Delhi High Court Dismisses Senior IAF Officer's Plea for Certificate for Children Based on Her Caste
Delhi High Court Dismisses Senior IAF Officer's Plea for Certificate for Children Based on Her Caste
The court said that the petitioner herself is a senior IAF officer and it is well accepted that persons from the Indian Armed Forces live in a secluded and protected environment (cantonment area) and there is little scope for any caste discrimination in such an environment.

New Delhi: The Delhi High Court has dismissed a plea of a woman IAF officer seeking issuance of a caste certificate for her children, who she claimed have never lived with her husband belonging to a forward caste.

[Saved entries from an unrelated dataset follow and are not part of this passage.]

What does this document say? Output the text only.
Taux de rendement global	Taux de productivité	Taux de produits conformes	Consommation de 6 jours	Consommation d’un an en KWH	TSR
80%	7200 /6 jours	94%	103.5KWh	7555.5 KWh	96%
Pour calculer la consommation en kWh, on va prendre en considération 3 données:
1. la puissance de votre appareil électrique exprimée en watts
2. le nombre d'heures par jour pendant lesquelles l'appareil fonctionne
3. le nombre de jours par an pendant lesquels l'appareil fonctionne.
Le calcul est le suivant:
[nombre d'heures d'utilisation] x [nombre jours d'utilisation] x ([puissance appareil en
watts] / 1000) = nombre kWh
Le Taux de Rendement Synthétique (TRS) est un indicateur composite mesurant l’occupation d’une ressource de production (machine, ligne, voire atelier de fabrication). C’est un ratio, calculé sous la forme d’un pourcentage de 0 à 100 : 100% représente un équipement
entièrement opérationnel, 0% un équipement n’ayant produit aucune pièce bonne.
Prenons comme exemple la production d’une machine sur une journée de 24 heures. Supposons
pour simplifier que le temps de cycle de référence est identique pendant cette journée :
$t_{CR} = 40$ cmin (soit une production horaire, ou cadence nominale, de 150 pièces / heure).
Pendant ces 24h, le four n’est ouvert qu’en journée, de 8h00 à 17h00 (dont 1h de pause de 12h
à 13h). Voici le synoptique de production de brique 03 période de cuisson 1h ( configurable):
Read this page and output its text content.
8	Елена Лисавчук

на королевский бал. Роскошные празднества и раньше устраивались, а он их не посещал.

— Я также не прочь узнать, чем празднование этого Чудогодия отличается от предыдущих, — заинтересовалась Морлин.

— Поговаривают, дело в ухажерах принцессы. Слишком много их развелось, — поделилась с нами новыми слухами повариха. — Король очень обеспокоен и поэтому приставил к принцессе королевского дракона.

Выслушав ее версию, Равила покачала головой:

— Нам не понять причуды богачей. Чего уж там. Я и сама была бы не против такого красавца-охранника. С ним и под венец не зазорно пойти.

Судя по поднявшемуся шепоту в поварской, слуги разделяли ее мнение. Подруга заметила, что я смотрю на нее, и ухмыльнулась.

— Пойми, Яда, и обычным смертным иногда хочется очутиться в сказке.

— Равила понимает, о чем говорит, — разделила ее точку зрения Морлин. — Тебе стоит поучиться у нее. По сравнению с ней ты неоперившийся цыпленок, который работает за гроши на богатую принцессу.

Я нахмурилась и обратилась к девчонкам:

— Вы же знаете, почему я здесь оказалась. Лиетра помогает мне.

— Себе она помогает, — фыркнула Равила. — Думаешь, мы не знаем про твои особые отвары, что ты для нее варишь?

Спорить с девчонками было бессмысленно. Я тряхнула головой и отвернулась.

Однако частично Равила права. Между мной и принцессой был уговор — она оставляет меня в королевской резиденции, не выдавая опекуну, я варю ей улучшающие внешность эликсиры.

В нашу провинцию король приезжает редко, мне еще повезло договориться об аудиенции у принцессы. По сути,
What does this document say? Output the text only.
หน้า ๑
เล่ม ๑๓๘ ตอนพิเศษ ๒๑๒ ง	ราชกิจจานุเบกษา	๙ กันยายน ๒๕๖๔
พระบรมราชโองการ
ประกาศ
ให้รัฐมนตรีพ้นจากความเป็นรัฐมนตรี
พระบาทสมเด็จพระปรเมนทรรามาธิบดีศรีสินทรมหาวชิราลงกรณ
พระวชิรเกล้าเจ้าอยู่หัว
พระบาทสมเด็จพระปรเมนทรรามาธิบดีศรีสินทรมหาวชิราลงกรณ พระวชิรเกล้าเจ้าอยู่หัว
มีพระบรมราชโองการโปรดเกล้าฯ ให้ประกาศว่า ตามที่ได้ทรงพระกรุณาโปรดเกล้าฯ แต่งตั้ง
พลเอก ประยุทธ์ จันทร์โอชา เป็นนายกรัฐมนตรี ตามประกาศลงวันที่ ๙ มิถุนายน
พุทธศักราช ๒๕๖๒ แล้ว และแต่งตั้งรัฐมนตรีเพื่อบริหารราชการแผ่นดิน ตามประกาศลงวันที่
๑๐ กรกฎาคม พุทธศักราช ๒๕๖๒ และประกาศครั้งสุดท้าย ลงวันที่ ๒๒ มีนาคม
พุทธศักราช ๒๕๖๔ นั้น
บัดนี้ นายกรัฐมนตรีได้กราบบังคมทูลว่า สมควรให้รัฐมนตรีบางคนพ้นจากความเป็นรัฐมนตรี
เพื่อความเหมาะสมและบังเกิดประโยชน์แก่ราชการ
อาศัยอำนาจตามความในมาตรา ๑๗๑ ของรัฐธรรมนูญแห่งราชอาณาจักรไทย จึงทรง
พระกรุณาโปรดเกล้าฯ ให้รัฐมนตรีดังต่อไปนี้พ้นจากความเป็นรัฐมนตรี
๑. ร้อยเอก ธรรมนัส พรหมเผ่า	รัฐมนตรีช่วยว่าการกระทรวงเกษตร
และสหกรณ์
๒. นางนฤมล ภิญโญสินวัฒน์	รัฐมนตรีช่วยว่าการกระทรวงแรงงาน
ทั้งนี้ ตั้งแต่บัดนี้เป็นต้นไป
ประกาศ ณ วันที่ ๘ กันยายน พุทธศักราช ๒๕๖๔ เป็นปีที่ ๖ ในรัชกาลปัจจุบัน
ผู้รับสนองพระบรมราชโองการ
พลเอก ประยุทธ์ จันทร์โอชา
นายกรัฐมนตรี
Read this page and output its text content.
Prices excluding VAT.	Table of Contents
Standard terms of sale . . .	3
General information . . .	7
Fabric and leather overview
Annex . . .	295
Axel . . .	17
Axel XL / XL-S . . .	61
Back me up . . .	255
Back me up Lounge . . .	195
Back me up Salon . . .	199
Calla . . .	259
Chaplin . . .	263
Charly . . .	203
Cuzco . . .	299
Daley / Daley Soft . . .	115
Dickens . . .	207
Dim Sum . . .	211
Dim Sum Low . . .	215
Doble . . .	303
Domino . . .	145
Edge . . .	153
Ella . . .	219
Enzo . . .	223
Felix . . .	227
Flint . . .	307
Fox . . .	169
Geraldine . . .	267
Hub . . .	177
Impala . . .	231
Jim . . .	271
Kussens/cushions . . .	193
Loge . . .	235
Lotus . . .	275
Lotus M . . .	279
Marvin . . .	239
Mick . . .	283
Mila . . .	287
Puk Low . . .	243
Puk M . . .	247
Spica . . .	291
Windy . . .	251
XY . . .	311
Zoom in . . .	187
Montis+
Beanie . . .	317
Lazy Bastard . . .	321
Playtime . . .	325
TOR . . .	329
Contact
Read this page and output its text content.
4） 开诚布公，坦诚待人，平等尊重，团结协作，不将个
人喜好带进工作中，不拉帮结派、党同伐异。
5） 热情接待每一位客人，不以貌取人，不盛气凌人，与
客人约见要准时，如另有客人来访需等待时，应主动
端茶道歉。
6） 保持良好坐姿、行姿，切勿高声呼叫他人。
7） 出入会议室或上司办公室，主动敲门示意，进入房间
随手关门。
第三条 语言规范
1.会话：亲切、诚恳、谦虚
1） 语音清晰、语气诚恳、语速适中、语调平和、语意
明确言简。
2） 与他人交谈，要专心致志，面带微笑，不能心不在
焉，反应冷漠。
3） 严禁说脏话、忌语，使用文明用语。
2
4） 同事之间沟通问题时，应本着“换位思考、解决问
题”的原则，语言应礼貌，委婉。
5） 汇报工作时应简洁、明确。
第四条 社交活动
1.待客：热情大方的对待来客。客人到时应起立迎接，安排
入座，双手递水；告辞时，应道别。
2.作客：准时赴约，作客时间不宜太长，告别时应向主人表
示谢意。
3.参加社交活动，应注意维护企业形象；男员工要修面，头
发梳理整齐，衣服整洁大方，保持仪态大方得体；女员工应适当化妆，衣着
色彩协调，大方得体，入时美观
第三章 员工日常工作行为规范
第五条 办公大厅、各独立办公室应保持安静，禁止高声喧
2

Justice Vibhu Bakhru rejected the petition filed by the senior officer of the Indian Air Force, who claimed that her children be issued a certificate of their mother's caste since she belonged to the bania community, which is notified as a scheduled caste in the state of Assam.

The court said that the petitioner herself is a senior IAF officer and it is well accepted that persons from the Indian Armed Forces live in a secluded and protected environment (cantonment area) and there is little scope for any caste discrimination in such an environment.

The high court noted that issuance of caste certificate based on the father's caste was not without exceptions and that a surname was not the sole criteria for determining a person's case.

"There is no dispute that the surname adopted by a person would not by itself be determinative of his caste, if it is established that he had grown up in the community of one of the parents who belonged to a backward class," the judge said.

The court said that office orders would not come in the way of issuing certificates to children, who have suffered disadvantages and deprivations for belonging to the caste of their mother.

The judge also said it cannot be ignored that the woman's both children bear the surname of their father, thus, holding out a clear representation of belonging to a forward caste.

The woman officer separated from her husband in 2009 and her children, aged 17 and 15, have lived with her ever since.

She had applied with the Revenue Department of Delhi government for obtaining caste certificates for both of her children certifying that they belonged to scheduled caste. However, her application was not processed.

The department rejected her application saying there was no material to substantiate the claim that her sons had grown up in the community of the relatives on their maternal side.

The court clarified that the onus of establishing that the children of the petitioner had suffered any of the disadvantages of belonging to a Scheduled Caste rested with her and dismissed the plea.